Destroyed? DESTROYED? Guys, I was already feeling guilty enough for the huge waste of resources (packaging, shipping, delivering, staff to answer my 47 emails back and forth) that had occurred because I was too stupid to read the fine print, and now the stuff had been destroyed? UGH.

What a waste. Environmentalist of the year.

I thanked the helpful woman and hung up. What a rollercoaster of emotion! Ups and downs, high and lows, the full gamut of ecstasy and agony all within mere seconds.

I was sure that now the parcel had been destroyed, I would never get my refund, and that $100 some-odd dollars would mean the difference between financial security and abject poverty. Adam and I would end up sitting on a street corner with Gus – ribs showing through his mangy coat, and Adam would angrily shove his finger in my face and scream hoarsely, “You just HAD to have a new shower curtain, hey Maddie? We just NEEDED that flowery duvet cover hmm?!”

We were going to become homeless because I can’t even shop online properly.

So, I decided to just avoid the whole situation some more. Obviously. 

AND IT WORKED OUT! The other day out of the blue I got an email from UO that said my visa had been credited. Everything was done! It was all done! Complete!

~FIN!~

Visiting my Grandma. This visit was full of anxiety. I had to take the subway all by myself and spent the whole morning before I left Kris’s condo memorizing subway lines and directions. And in one of my more intelligent moments, I chose this occasion (riding the Big City subway and vising my grandparents) to wear a see through lace shirt. Because, yes. Of course, right?

The subway was fine though, and it was only when I emerged from the subway and started towards my grandparents place that I realized I was still tense. My heart was still thumping its way out of my chest.

I don’t think it was getting there that was making me nervous.

I stalled by nipping into a nearby grocery store and wandering aimlessly through the aisles, wishing my mom was there. She would know what was appropriate to bring, flowers? Food?
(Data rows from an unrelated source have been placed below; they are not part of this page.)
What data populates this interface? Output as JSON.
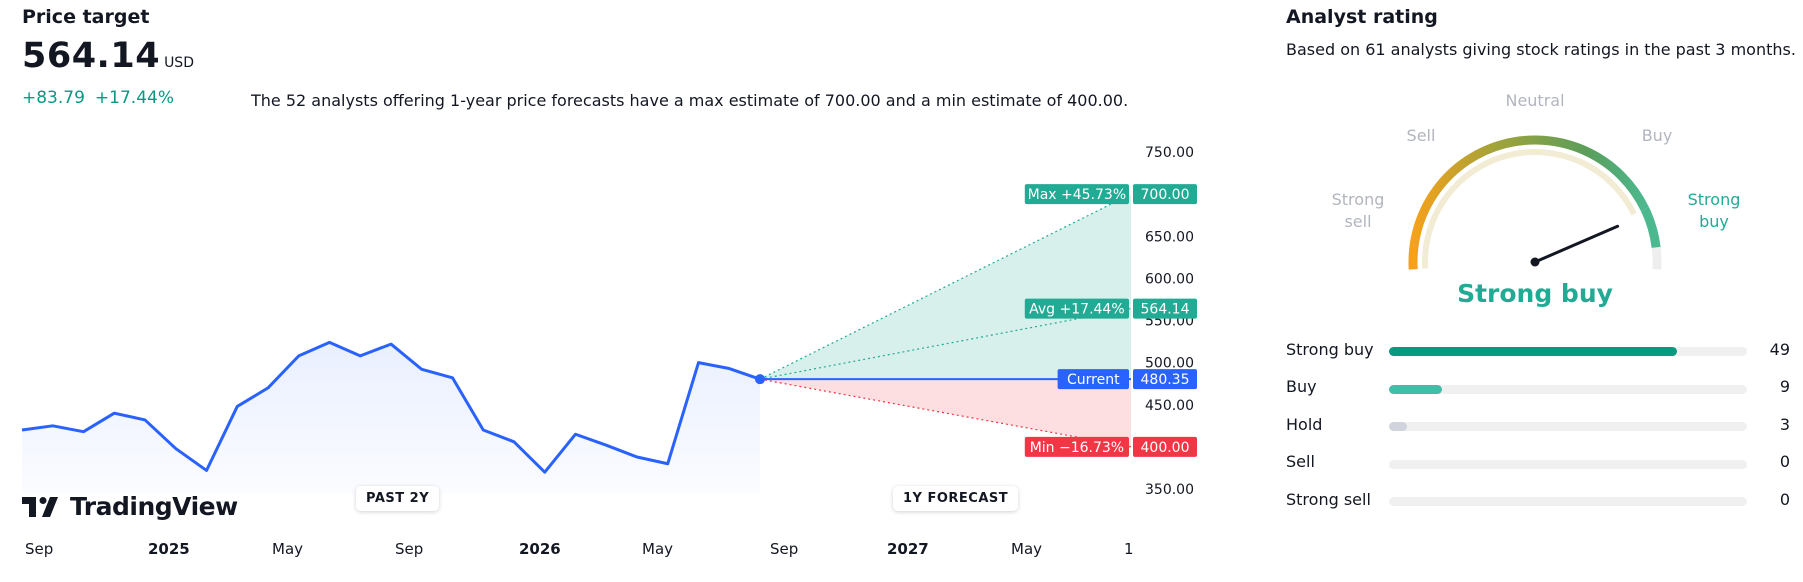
{
  "price_target": {
    "title": "Price target",
    "value": "564.14",
    "currency": "USD",
    "change_abs": "+83.79",
    "change_pct": "+17.44%",
    "description": "The 52 analysts offering 1-year price forecasts have a max estimate of 700.00 and a min estimate of 400.00.",
    "past_label": "PAST 2Y",
    "forecast_label": "1Y FORECAST",
    "logo_text": "TradingView",
    "colors": {
      "positive": "#089981",
      "line": "#2962ff",
      "upside": "#22ab94",
      "downside": "#f23645"
    }
  },
  "chart_data": {
    "type": "line",
    "x_tick_labels": [
      "Sep",
      "2025",
      "May",
      "Sep",
      "2026",
      "May",
      "Sep",
      "2027",
      "May",
      "1"
    ],
    "y_tick_labels": [
      "750.00",
      "650.00",
      "600.00",
      "550.00",
      "500.00",
      "450.00",
      "350.00"
    ],
    "ylim": [
      340,
      760
    ],
    "series": [
      {
        "x": [
          "2024-08",
          "2024-09",
          "2024-10",
          "2024-11",
          "2024-12",
          "2025-01",
          "2025-02",
          "2025-03",
          "2025-04",
          "2025-05",
          "2025-06",
          "2025-07",
          "2025-08",
          "2025-09",
          "2025-10",
          "2025-11",
          "2025-12",
          "2026-01",
          "2026-02",
          "2026-03",
          "2026-04",
          "2026-05",
          "2026-06",
          "2026-07",
          "2026-08"
        ],
        "values": [
          420,
          425,
          418,
          440,
          432,
          398,
          372,
          448,
          470,
          508,
          524,
          508,
          522,
          492,
          482,
          420,
          406,
          370,
          415,
          402,
          388,
          380,
          500,
          493,
          480.35
        ]
      }
    ],
    "forecast": {
      "max": {
        "label": "Max +45.73%",
        "value": 700.0,
        "value_text": "700.00"
      },
      "avg": {
        "label": "Avg +17.44%",
        "value": 564.14,
        "value_text": "564.14"
      },
      "current": {
        "label": "Current",
        "value": 480.35,
        "value_text": "480.35"
      },
      "min": {
        "label": "Min −16.73%",
        "value": 400.0,
        "value_text": "400.00"
      }
    },
    "grid": false
  },
  "analyst_rating": {
    "title": "Analyst rating",
    "subtitle": "Based on 61 analysts giving stock ratings in the past 3 months.",
    "gauge_labels": {
      "strong_sell": "Strong\nsell",
      "sell": "Sell",
      "neutral": "Neutral",
      "buy": "Buy",
      "strong_buy": "Strong\nbuy"
    },
    "result": "Strong buy",
    "needle_fraction": 0.87,
    "total": 61,
    "rows": [
      {
        "label": "Strong buy",
        "count": "49",
        "value": 49,
        "color": "#089981"
      },
      {
        "label": "Buy",
        "count": "9",
        "value": 9,
        "color": "#42bda8"
      },
      {
        "label": "Hold",
        "count": "3",
        "value": 3,
        "color": "#d1d4dc"
      },
      {
        "label": "Sell",
        "count": "0",
        "value": 0,
        "color": "#f23645"
      },
      {
        "label": "Strong sell",
        "count": "0",
        "value": 0,
        "color": "#b22833"
      }
    ]
  }
}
Both? 

I finally picked up a bouquet in fall colours, a mix of deep ochres and orange, a small bag of cheese curds and fresh croissants. When I got to my grandparents, my grandma was in bed. She recognized me, “Oh! Maddie!”, and I gave her as much of a hug as I could. She felt strange, a soft little chenille person with hard undertones, bones riding just beneath the surface.

I immediately felt like crying, so I started talking a blue streak instead and offered the flowers to my grandaddy who flitted around trying to find a vase.

The visit went too quickly. My grandma was better than I expected. We spoke. She was with it until she wasn’t, she seemed to drift in and out of consciousness. She fell asleep several times during the conversation and my Grandaddy met my eyes and whispered, “She’s like this a lot lately.”

At one point a home care worked named Charity stopped by to bathe her. She needed my granddaddy’s help and I could hear my Grandma squawking in protest and my Grandaddy issuing instructions and Charity’s broken english trying to direct them both. It was too much. It was far too much. I stepped out onto the balcony like a coward and pretended to take pictures of the view.

                

When it came time to leave I couldn’t stem the flow of tears. I hugged her again and told her I loved her and as I walked out of the front door I kept thinking “I am never going to see you again.”

My Grandaddy walked me back to the subway, sweater knotted around his shoulders, walking jauntily with his cane, greeting everyone he saw by name, from construction workers to mail carriers. He’s 91. Jesus.

He tried to press a crumpled bill into my hand as we hugged, mumbling “Just something to get a little nibble on the plane, I heard they don’t feed you anymore.” I laughed and then I watched him walk away.

It was hard, but I’m glad I went. She’s going to a nursing home and because I don’t know how much she’s aware of,  I worry for him. How do you get used to the silence of an empty house after 60 years? Is that even possible? I’m worried. I miss them. My heart hurts.